MADRID (Reuters) - Britons are buying fewer houses in Spain since last year’s vote to leave the European Union, put off by a slump in the pound and uncertainty about Britain’s future relationship with the bloc.
A Spanish property association said on Monday that the British, tens of thousands of whom have retired to the sunny Mediterranean coast, are still the biggest foreign buyers of Spanish homes.
But, having accounted for more than 21 percent of purchases by foreigners in 2015, they made up just 19 percent of 2016’s total, the Association of Land and Commercial Registrars said.
Before the Brexit vote, the relative strength of the pound versus the euro had contributed to the market share rising every quarter, the association said.

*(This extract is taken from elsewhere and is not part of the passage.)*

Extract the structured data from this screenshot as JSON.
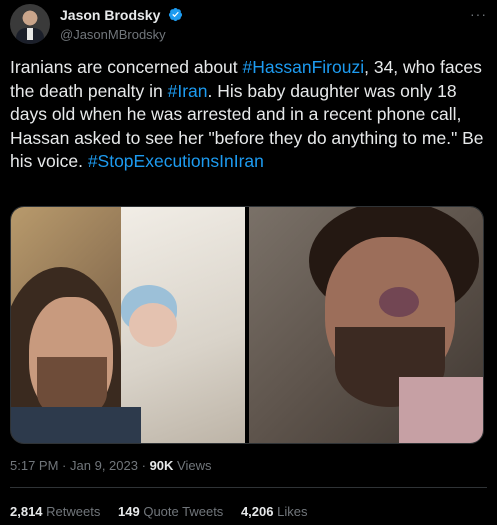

“Brexit had the opposite effect on currency performance. Added to the uncertainty the decision produced, this is reducing home buying from our main market.”
Britons make up more than 2.5 percent of all home buyers in Spain, well ahead of the second and third-placed French and Germans who each have just over 1 percent.
Russia’s share of the market also shrank in 2016, hitting 2.8 percent and continuing a steady slide since 2013, before the EU imposed sanctions over Moscow’s annexation of Ukraine, when it accounted for 8.6 percent of foreign purchases.
British tourism in Spain unexpectedly hit a record last year, remaining impervious to sterling’s weakness, but some emigrants are worried about losing free access to healthcare.